Although my piping skills are not yet expert, I was pretty pleased with how my collection of gingerbread men looked. Being a warm and humid evening, the chocolate dried up pretty quickly so I only managed to make a few at a time. Next year I might even substitute the piped chocolate with royal icing!
- 400 g plain flour
- 3/4 teaspoon baking soda
- 2 teaspoons ground ginger
- 2 teaspoons ground cinnamon
- 1/2 teaspoon ground allspice
- 1/4 teaspoon ground nutmeg
- 1/2 teaspoon salt
- 180 g unsalted butter, at room temperature
- 125 g brown sugar
- 1 egg
- 125 g treacle
- Sift together the flour, baking soda, ginger, cinnamon, allspice, nutmeg and salt in a large bowl and set aside.
- Cream the butter and sugar using the paddle attachment on a slow speed until light and fluffy. Turn the mixer up to medium speed and beat in the egg and treacle, scraping any unmixed ingredients from the side of the bowl with a rubber spatula.

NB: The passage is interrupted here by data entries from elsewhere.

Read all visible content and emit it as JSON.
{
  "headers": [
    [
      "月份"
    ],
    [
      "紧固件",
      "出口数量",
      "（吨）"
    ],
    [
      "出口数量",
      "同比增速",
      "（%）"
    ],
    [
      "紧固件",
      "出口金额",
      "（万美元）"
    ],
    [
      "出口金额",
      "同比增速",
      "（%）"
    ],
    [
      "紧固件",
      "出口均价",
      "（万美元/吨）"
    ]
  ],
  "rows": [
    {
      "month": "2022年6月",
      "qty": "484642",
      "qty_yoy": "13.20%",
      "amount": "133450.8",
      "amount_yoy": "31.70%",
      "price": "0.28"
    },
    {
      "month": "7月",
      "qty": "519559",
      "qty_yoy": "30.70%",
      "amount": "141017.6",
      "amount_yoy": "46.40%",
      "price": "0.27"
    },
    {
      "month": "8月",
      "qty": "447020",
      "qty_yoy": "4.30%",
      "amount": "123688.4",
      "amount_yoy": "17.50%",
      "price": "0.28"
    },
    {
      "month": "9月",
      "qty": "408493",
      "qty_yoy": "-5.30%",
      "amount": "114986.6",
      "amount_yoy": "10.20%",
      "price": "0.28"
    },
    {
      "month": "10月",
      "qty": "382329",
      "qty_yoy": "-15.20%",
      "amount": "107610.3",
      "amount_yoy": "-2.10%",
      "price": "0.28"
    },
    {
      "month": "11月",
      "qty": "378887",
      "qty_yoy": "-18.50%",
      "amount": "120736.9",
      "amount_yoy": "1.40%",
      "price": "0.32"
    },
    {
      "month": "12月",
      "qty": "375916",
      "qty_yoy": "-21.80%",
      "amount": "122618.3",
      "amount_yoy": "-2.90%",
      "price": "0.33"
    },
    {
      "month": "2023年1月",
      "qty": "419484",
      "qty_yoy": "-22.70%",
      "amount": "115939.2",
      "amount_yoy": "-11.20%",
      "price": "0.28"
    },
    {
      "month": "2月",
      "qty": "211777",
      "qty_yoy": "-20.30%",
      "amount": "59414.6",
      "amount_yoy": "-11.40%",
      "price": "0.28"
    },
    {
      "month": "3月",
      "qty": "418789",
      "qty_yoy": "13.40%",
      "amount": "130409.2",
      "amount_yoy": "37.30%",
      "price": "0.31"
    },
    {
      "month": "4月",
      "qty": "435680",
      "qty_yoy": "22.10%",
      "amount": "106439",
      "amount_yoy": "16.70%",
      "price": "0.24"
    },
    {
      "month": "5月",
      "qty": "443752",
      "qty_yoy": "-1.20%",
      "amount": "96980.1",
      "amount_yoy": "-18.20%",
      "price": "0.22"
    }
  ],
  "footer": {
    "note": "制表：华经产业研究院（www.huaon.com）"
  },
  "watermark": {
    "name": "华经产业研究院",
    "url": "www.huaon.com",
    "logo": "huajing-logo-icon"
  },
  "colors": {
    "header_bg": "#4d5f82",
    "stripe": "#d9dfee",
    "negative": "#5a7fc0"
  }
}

- Turn the mixer back down to slow speed and slowly add the flour mixture a couple of tablespoons at a time, stopping often to scrape any unmixed ingredients from the side of the bowl. Once an even dough has formed, take it out of the mixer, divide into three balls and wrap each piece in clingfilm. Leave to rest overnight in the fridge.
- When you are ready to bake the cookies, preheat the oven to 170°C. Take the dough out of the fridge and leave to soften for about 10 minutes. Lightly dust a clean work surface with flour and roll out the dough to about 4 mm thick.
- Cut out shapes with the biscuit cutters. Arrange the cookies on a lined baking tray and bake for 10-15 minutes.
- Leave the cookies to cool slightly on oven trays before turning out onto a wire rack to cool completely.
- Decorate by piping melted chocolate or royal icing.